IBM’s Smart Card is a credit card-sized device that stores personal information on a small, highly secure silicon chip. The Smart Card technology, a joint development by IBM and the OpenCard Consortium, uses the OpenCard Framework (OCF) 1.1 reference implementation developed at IBM’s Zurich laboratory. This framework uses Java-based

middleware to allow other Java-based applications to interact with the Smart Card, regardless of the platform.

In practical terms, these cards could easily interface with systems such as your AS/400, point-of-sale (POS) terminals, and handheld devices such as the PalmPilot.
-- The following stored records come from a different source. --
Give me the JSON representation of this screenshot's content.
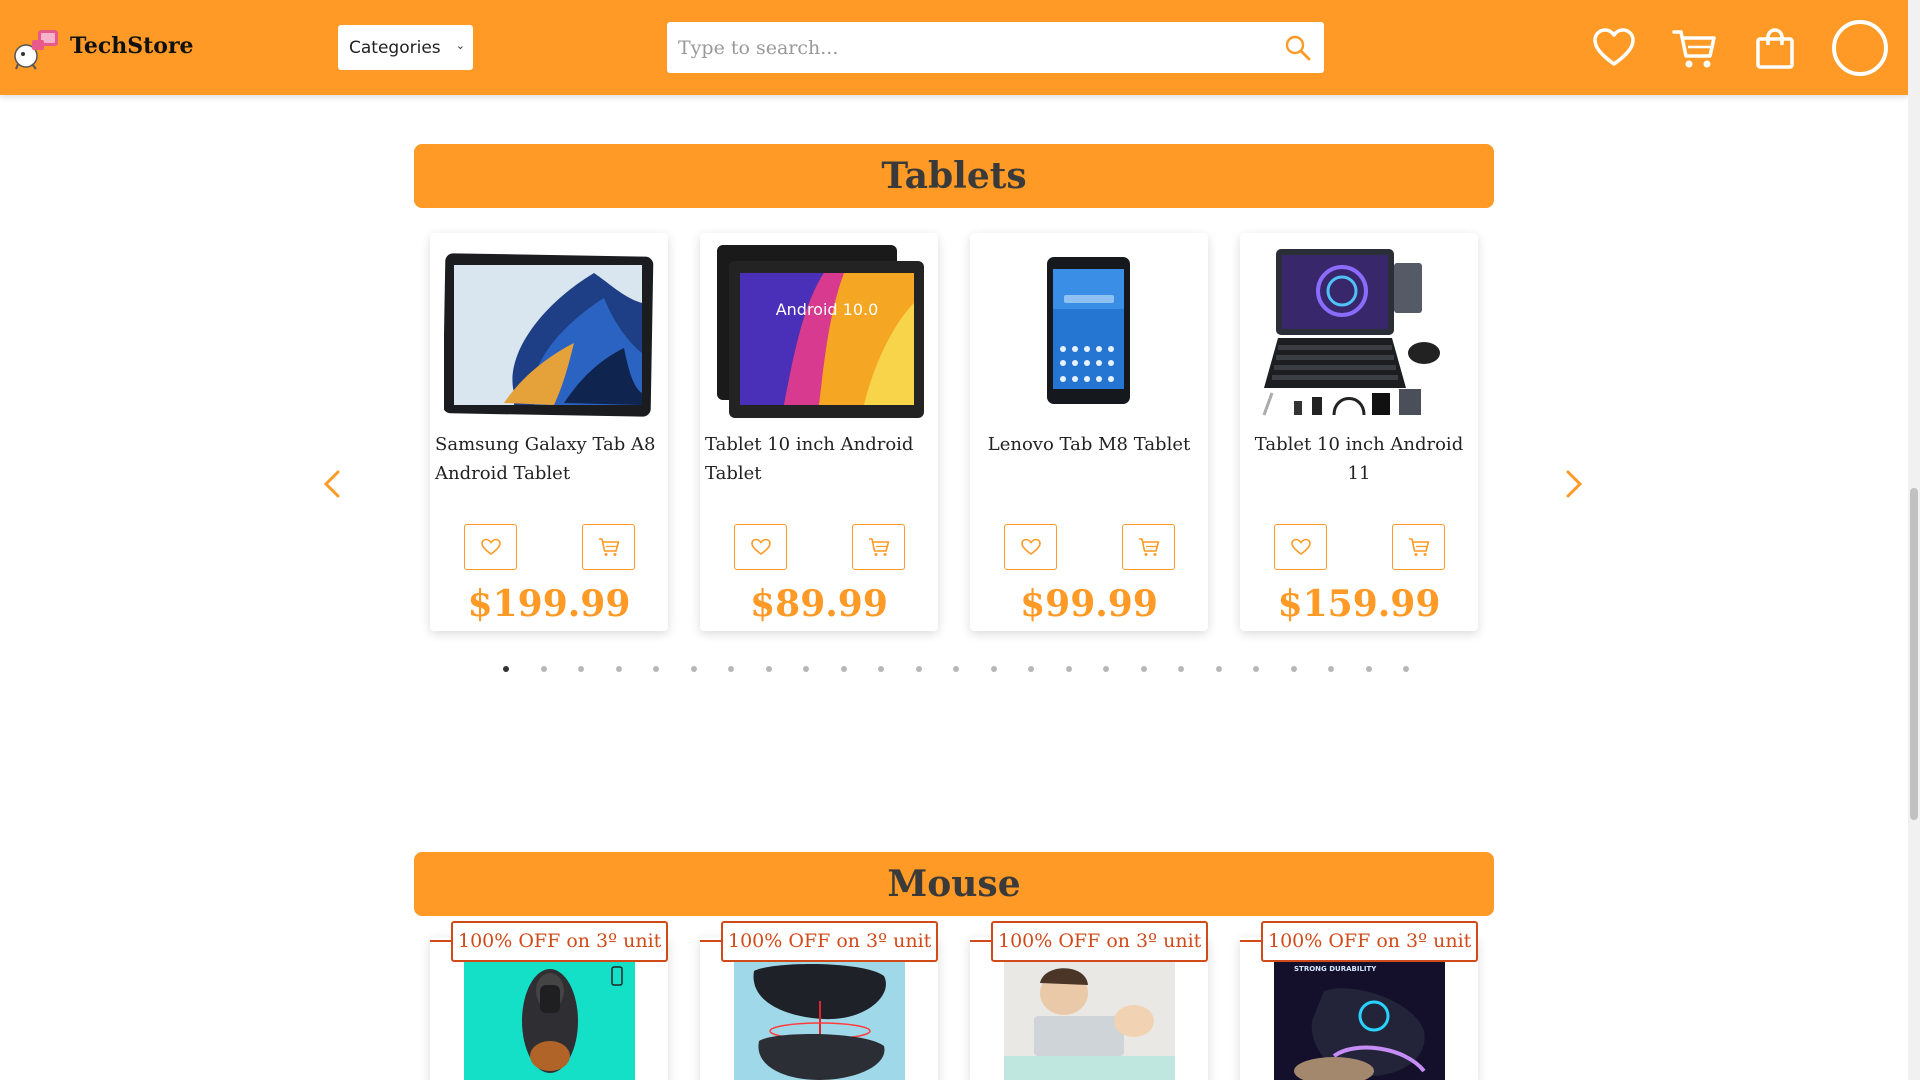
{
  "header": {
    "brand": "TechStore",
    "categories_label": "Categories",
    "categories_caret": "⌄",
    "search_placeholder": "Type to search..."
  },
  "sections": {
    "tablets": {
      "title": "Tablets",
      "products": [
        {
          "name": "Samsung Galaxy Tab A8 Android Tablet",
          "price": "$199.99"
        },
        {
          "name": "Tablet 10 inch Android Tablet",
          "price": "$89.99",
          "screen_text": "Android 10.0"
        },
        {
          "name": "Lenovo Tab M8 Tablet",
          "price": "$99.99"
        },
        {
          "name": "Tablet 10 inch Android 11",
          "price": "$159.99"
        }
      ],
      "carousel": {
        "total_dots": 25,
        "active_index": 0
      }
    },
    "mouse": {
      "title": "Mouse",
      "products": [
        {
          "promo": "100% OFF on 3º unit"
        },
        {
          "promo": "100% OFF on 3º unit"
        },
        {
          "promo": "100% OFF on 3º unit"
        },
        {
          "promo": "100% OFF on 3º unit",
          "image_text": "STRONG DURABILITY"
        }
      ]
    }
  },
  "colors": {
    "accent": "#fe9a25",
    "promo": "#d14b1a",
    "text": "#222222"
  },
  "icons": [
    "heart-icon",
    "cart-icon",
    "shopping-bag-icon",
    "search-icon",
    "chevron-left-icon",
    "chevron-right-icon"
  ]
}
As if that isn’t cool enough, IBM has also developed the technology, in the lab anyway, that allows your body to act as the conduit for the data stream between the Smart Card and the computing device. This technology allows data exchange by passing a low-level electrical charge through your body from the card to the device. While this technology hasn’t made it into the mainstream yet, the fact that it exists suggests that it’s only a matter of time.
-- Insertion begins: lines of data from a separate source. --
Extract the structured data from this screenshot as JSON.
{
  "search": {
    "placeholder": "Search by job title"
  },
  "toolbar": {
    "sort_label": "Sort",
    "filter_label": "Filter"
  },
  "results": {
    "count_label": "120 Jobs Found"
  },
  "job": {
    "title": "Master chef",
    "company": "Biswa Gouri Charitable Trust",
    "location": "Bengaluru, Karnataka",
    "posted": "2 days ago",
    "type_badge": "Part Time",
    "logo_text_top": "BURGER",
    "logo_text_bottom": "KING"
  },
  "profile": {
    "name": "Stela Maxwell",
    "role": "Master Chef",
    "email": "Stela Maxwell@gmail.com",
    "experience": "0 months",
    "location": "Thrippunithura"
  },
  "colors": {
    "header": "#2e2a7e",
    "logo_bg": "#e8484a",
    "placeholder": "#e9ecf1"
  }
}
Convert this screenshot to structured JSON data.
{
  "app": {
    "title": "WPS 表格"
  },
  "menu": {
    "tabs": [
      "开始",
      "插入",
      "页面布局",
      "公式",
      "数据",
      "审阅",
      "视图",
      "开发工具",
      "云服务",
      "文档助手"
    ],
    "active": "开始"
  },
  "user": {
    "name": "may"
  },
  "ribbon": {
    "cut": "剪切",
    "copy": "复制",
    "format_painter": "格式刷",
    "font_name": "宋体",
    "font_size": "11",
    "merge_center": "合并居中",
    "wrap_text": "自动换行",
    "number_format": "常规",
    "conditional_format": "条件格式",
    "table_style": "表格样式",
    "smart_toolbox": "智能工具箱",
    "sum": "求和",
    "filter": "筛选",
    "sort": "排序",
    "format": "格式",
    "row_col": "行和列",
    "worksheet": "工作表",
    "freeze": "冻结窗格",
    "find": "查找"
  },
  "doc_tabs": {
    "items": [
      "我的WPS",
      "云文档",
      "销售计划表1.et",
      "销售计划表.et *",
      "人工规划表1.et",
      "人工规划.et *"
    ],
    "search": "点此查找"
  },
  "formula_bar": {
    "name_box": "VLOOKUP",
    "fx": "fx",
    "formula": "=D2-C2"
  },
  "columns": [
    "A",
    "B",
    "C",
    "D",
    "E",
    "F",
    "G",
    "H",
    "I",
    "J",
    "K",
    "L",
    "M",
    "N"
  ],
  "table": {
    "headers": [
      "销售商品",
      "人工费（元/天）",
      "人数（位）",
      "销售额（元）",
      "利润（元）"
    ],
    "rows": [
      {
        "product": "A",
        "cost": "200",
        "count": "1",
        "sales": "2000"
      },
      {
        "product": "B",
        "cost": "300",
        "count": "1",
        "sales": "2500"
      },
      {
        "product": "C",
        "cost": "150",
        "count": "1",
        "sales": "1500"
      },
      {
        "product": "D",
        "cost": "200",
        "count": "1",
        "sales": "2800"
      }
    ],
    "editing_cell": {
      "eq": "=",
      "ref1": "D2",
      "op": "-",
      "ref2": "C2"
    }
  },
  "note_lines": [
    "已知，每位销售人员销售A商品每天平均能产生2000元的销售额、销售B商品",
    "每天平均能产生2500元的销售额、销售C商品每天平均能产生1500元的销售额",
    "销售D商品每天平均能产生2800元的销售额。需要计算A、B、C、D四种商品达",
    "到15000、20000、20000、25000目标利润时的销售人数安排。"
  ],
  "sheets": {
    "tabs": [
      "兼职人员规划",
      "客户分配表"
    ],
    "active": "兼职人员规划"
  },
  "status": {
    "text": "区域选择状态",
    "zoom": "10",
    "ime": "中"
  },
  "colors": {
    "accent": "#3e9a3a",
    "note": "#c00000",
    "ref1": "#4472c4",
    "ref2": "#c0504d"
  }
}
Sun Microsystems’ Jini is a Java-based network plug-and-play technology. Jini’s very ambitious goal is to make hardware and software configuration problems obsolete. By establishing a standard method (called the “Java Tone”) through which network devices can automagically “discover” and communicate with one another, Sun is paving the way for a truly user-friendly network. If you have a PC on a network somewhere and someone plugs a new copier into that network, the PC immediately knows that the new device exists and is able to talk to it. It doesn’t matter that the PC uses Windows NT and the copier uses the vendor’s proprietary software; both also use the Jini middleware to communicate with one another. This has both good and bad ramifications: good because setting up a network will be as simple as laying the infrastructure and plugging in devices, bad because network administration responsibilities may become nonexistent. Better polish up that resume!

Home Networking Solutions

IBM wants home builders to use Home Networking Solutions (part of the Home Director product line) when designing and building new homes. Its open architecture sets the stage for future expansions that can turn your home into its own little network. The current initiative is designed to allow devices such as home entertainment centers and home PCs to be networked together, but why stop there? Using the open architecture and Java, this same technology could easily be expanded to connect your home to your company network. Imagine! Your HAN (Home Area Network), another new term I coined, will talk to your company WAN as easily as you pick up the phone and call grandma.

Peering into the Future

I can see the future. You’re at home in your easy chair, watching Jeopardy 2001, when suddenly, the Smart Card in your pocket notifies you of a problem with the nightly batch run on your AS/400. You grab the remote control, and the Smart Card sends a command through your body to the remote via an electrical charge. Your TV switches to a Picture-in- Picture (PIP) and activates your cable modem. Seconds later, your home network is plugged into your company’s WAN. The network “senses” you and, following a predefined script, displays the messages from QSYSOPR. You answer a message that lets the batch job continue processing and close the connection. The PIP disappears, and before you know it, you’re telling Alex Trebek to give you “Mood Music of the ’70s” for $1,000. Ah, technology! Ain’t it grand?